Similarly, the vector load/store whole register instructions perform efficiently when the base address is aligned to the width of the memory interface and much less efficiently otherwise.
Therefore, arrays that shall be accessed by vector load and store instructions should always be aligned to the width of the memory interface. For instance, if the memory interface is 64 bits (i.e., 8 bytes) wide, then a suitably aligned C array can be declared as follows:
int8_t array[1024] __attribute__ ((aligned (8)));
Unit-strided loads and stores should always be preferred. If data that shall be loaded into a vector register is not stored contiguously but rather with a small stride (e.g., 8-bit data with a stride of 4 bytes), then a unit-strided load followed by narrowing shift instructions can be used as a substitute for the less efficient strided load instruction.

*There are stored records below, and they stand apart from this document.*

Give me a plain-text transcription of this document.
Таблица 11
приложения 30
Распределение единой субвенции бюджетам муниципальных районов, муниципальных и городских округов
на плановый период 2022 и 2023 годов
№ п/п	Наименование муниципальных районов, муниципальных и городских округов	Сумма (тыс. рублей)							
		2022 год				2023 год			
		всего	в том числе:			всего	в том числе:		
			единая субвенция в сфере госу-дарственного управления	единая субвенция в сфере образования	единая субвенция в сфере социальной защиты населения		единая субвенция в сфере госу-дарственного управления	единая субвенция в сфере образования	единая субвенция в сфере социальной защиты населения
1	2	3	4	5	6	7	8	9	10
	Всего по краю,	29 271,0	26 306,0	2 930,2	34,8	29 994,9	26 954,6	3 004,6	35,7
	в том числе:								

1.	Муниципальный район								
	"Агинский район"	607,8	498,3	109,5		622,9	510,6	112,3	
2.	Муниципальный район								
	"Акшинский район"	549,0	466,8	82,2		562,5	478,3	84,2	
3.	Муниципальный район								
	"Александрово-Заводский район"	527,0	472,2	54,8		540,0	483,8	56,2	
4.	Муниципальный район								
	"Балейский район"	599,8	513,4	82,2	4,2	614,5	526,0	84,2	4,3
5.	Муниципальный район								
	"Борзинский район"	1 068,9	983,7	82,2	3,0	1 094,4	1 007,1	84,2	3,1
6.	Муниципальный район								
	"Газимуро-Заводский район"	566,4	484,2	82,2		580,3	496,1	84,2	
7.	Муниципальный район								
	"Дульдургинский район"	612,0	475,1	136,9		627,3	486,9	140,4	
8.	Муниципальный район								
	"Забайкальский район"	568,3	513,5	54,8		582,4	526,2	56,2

vint8m1_t vload_stride_4(int8_t *addr, size_t vl) {
vint32m4_t vec32 = vle32_v_i32m4((int32_t *)addr, vl);
vint16m2_t vec16 = vnsra_wx_i16m2(vec32, 0, vl);
return vnsra_wx_i8m1(vec16, 0, vl);
}
Inefficient vector reduction instructions
Currently, all vector reduction instructions perform the reduction one element at a time.
For large vectors, a more efficient approach is to split the vector into its upper and lower halves and combine these two halves by applying the reduction operation. This step is then repeated for the resulting vector (which has half the size of the original vector), until the vector is short enough to use the actual reduction instruction. The C code below shows an efficient implementation of an 8-bit sum reduction using this technique to shorten the vector to less than 8 elements before using the actual reduction instruction:
int8_t sum_reduce(vint8m1_t vec, size_t vl) {
while (vl > 8) {
vint8m1_t tmp;
tmp = vslidedown_vx_i8m1(tmp, vec, vl / 2, vl);
vl /= 2;
vec = vadd_vv_i8m1(vec, tmp, vl);
}
vint8m1_t sum = vmv_v_x_i8m1(0, vl);
sum = vredsum_vs_i8m1_i8m1(sum, vec, sum, vl);
return vmv_x_s_i8m1_i8(sum);
}
Inefficient vector permutation instructions
The following vector permutation instructions only process one element per cycle:
The general vector permutation
vrgather(as well asvrgatherei16)The vector compress instruction
vcompress
Whenever possible, code should use the much more efficient vector slide instructions instead. Most static permutation patterns can be replaced by a short series of masked slide instructions. For instance, the 16-element permutation performed during the ShiftRows step of AES encryption can be implemented using the following series of vector slide instructions:
vint8m4_t aes_shiftrows(vint8m4_t vec) {
// Permutation index vector: 0 5 10 15 4 9 14 3 8 13 2 7 12 1 6 11
// prepare masks (should be done in initialization step)
uint16_t msk1 = 0x1111,
msk2 = 0x3333,
msk3 = 0x7777,
msk4 = 0xEC80;
vbool2_t vmsk1 = vlm_v_b2((uint8_t *)&msk1, 16),
vmsk2 = vlm_v_b2((uint8_t *)&msk2, 16),
vmsk3 = vlm_v_b2((uint8_t *)&msk3, 16),
vmsk4 = vlm_v_b2((uint8_t *)&msk4, 16);
// perform the permutation
vint8m4_t tmp;
vbool2_t msk;
tmp = vmv_v_x_i8m4(0, 16);
tmp = vslideup_vx_i8m4(tmp, vec, 4, 16);
msk = vmnot_m_b2(vmsk3, 16);
vec = vslidedown_vx_i8m4_m(msk, vec, vec, 4, 16);
tmp = vslideup_vx_i8m4_m(vmsk3, tmp, tmp, 4, 16);
msk = vmnot_m_b2(vmsk2, 16);
vec = vslidedown_vx_i8m4_m(msk, vec, vec, 4, 16);
tmp = vslideup_vx_i8m4_m(vmsk2, tmp, tmp, 4, 16);
msk = vmnot_m_b2(vmsk1, 16);
vec = vslidedown_vx_i8m4_m(msk, vec, vec, 4, 16);
return vmerge_vvm_i8m4(vmsk4, vec, tmp, 16);
}
When searching for efficient implementations for permutation patterns, inspiration can be found in code generators for bit permutations, such as the one on programming.sirrida.de. Finding efficient patterns for vector element permutations using vector slide operations is analog to finding patterns for bit permutations using shift operations and for the latter many online resources are available.